The correct method is to specify a timeout time for each request to display.

>>> R = requests. get ("http://www.google.coma", timeout = 5) Error Traceback (most recent call last): socket. timeout: timed out after 5 seconds

Session

In the python crawler tutorial-quick understanding of HTTP protocol (I), I introduced that HTTP is a stateless protocol. To maintain the communication status between the client and the server, use Cookie technology to maintain the communication status between the two parties.

Some web pages require logon before crawling. The principle of logon is that the server sends a random Cookie to the client after the browser logs on with the user name and password for the first time. The next time the browser requests other pages, send the cookie to the server along with the request, so that the server will know that the user is already logged on to the server.

Import requests # Build session = requests. session () # log on to urlsession. post (login_url, data = {username, password}) # urlr = session that can be accessed only after logon. get (home_url) session. close ()

After a session is created, the client initiates a login account request for the first time, and the server automatically saves the cookie information in the session object. When the second request is initiated, requests automatically sends the cookie information in the session to the server, maintain the communication status.

Project Practice

Finally, it is a practical project.
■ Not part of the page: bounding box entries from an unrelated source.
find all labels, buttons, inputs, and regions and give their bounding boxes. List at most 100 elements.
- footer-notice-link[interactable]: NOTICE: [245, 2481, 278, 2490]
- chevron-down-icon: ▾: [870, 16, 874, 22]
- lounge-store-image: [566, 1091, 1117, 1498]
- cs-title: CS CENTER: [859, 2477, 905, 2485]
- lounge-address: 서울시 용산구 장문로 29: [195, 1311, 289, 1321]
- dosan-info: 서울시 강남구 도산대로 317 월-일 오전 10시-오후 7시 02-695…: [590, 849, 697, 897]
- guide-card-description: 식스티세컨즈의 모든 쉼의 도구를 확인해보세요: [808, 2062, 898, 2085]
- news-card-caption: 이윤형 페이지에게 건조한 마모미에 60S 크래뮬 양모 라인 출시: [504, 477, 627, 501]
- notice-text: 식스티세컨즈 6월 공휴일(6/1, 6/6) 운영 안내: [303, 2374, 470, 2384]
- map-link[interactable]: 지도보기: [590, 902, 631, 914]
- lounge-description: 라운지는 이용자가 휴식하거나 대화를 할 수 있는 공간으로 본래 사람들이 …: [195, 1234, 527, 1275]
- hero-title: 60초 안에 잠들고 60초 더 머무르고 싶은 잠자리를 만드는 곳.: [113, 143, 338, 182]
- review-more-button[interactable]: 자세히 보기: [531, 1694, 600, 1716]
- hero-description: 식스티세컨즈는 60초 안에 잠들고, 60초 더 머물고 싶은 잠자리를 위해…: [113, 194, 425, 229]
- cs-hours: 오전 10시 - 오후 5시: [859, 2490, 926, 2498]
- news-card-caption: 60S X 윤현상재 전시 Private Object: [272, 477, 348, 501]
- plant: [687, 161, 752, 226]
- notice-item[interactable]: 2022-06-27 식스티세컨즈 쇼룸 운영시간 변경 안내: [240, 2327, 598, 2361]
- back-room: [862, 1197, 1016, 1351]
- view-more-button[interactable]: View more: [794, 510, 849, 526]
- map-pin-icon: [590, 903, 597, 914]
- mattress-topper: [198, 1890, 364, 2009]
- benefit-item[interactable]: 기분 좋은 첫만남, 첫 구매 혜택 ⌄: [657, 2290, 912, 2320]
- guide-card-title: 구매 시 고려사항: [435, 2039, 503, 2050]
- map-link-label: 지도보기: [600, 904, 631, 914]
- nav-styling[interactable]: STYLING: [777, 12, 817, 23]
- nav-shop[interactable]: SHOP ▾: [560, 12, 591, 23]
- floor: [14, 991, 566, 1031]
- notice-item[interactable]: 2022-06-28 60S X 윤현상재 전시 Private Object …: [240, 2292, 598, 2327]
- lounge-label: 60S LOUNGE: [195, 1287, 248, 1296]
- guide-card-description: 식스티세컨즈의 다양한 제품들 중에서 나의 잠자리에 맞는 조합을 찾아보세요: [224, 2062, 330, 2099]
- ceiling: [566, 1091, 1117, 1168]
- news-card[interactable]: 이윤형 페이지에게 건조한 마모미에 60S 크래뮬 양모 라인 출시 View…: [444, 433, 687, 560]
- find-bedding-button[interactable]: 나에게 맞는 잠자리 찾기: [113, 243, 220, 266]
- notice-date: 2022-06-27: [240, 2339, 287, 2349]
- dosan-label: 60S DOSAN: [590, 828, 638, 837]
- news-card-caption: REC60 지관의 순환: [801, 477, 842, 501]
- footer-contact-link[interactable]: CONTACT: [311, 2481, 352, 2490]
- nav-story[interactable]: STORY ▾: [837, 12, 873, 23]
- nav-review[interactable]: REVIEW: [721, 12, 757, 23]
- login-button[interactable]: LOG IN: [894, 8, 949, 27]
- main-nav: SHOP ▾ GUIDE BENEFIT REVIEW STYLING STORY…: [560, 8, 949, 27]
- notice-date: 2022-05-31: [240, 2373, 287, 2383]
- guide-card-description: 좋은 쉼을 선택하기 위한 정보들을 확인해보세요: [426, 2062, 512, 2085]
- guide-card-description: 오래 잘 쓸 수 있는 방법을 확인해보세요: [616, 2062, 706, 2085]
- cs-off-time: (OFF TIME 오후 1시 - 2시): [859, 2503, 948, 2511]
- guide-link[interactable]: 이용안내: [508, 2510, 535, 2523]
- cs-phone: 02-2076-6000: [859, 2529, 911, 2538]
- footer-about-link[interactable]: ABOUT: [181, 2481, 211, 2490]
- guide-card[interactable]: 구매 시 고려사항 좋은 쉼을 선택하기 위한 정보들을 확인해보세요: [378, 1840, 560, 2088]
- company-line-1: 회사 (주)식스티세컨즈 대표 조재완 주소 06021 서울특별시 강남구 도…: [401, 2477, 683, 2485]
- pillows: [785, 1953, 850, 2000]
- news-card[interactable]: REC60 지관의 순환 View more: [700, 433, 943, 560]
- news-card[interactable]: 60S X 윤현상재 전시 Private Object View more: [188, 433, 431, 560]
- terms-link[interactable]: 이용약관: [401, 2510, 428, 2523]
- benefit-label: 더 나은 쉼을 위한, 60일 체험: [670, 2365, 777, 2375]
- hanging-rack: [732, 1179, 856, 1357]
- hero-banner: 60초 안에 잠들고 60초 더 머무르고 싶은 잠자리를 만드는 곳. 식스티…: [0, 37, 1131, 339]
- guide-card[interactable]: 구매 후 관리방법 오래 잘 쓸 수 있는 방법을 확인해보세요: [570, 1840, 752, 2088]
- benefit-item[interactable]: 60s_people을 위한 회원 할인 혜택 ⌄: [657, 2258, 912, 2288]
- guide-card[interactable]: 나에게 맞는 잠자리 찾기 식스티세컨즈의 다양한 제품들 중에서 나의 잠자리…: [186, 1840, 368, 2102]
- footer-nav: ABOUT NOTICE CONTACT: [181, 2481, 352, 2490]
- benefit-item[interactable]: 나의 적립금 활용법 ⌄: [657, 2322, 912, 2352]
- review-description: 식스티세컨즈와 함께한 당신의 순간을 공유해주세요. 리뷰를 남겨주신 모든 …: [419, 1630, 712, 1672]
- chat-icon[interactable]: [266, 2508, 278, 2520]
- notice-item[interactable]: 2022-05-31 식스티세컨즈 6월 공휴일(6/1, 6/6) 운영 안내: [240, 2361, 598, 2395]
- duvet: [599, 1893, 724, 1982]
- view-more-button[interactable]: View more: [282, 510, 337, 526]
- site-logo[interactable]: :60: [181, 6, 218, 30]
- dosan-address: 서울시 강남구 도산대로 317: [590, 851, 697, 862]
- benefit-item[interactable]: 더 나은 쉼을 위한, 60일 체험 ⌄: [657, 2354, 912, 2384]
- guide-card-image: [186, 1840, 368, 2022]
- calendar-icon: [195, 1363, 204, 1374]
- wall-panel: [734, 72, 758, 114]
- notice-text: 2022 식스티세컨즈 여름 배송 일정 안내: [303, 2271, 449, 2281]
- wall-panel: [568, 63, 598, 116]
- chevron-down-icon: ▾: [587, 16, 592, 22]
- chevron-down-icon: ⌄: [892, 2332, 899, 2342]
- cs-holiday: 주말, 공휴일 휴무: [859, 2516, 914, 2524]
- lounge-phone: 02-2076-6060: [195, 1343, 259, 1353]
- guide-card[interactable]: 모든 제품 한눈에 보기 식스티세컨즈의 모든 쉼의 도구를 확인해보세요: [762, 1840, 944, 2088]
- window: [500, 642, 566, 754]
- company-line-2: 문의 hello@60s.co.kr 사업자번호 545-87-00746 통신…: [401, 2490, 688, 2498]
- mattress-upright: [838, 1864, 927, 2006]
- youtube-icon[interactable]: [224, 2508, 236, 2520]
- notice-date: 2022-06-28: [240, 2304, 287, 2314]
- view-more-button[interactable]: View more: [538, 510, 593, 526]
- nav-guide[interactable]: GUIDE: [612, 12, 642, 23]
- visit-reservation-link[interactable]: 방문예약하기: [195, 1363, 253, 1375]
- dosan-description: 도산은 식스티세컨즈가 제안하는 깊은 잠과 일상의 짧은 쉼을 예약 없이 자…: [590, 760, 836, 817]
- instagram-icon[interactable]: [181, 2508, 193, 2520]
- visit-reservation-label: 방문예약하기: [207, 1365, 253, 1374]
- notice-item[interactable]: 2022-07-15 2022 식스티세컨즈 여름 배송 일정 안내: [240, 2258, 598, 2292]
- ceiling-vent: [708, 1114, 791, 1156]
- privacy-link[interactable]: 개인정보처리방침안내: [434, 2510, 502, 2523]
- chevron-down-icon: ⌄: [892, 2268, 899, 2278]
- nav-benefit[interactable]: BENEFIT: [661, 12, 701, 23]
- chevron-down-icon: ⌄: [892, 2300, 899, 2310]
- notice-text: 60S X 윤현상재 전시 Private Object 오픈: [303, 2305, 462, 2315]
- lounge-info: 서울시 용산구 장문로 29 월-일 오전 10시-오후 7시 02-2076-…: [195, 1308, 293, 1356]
I will explain how to use requests to implement automatic logon and send a private message to users.

Summary

Well, the above is all the content of this article. I hope the content of this article will help you in your study or work. If you have any questions, you can leave a message, thank you for your support.

Related Article

Contact Us

The content source of this page is from Internet, which doesn't represent Alibaba Cloud's opinion; products and services mentioned on that page don't have any relationship with Alibaba Cloud. If the content of the page makes you feel confusing, please write us an email, we will handle the problem within 5 days after receiving your email.

If you find any instances of plagiarism from the community, please send an email to: info-contact@alibabacloud.com and provide relevant evidence. A staff member will contact you within 5 working days.

A Free Trial That Lets You Build Big!

Start building with 50+ products and up to 12 months usage for Elastic Compute Service

  • Sales Support

    1 on 1 presale consultation

  • After-Sales Support

    24/7 Technical Support 6 Free Tickets per Quarter Faster Response

  • Alibaba Cloud offers highly flexible support services tailored to meet your exact needs.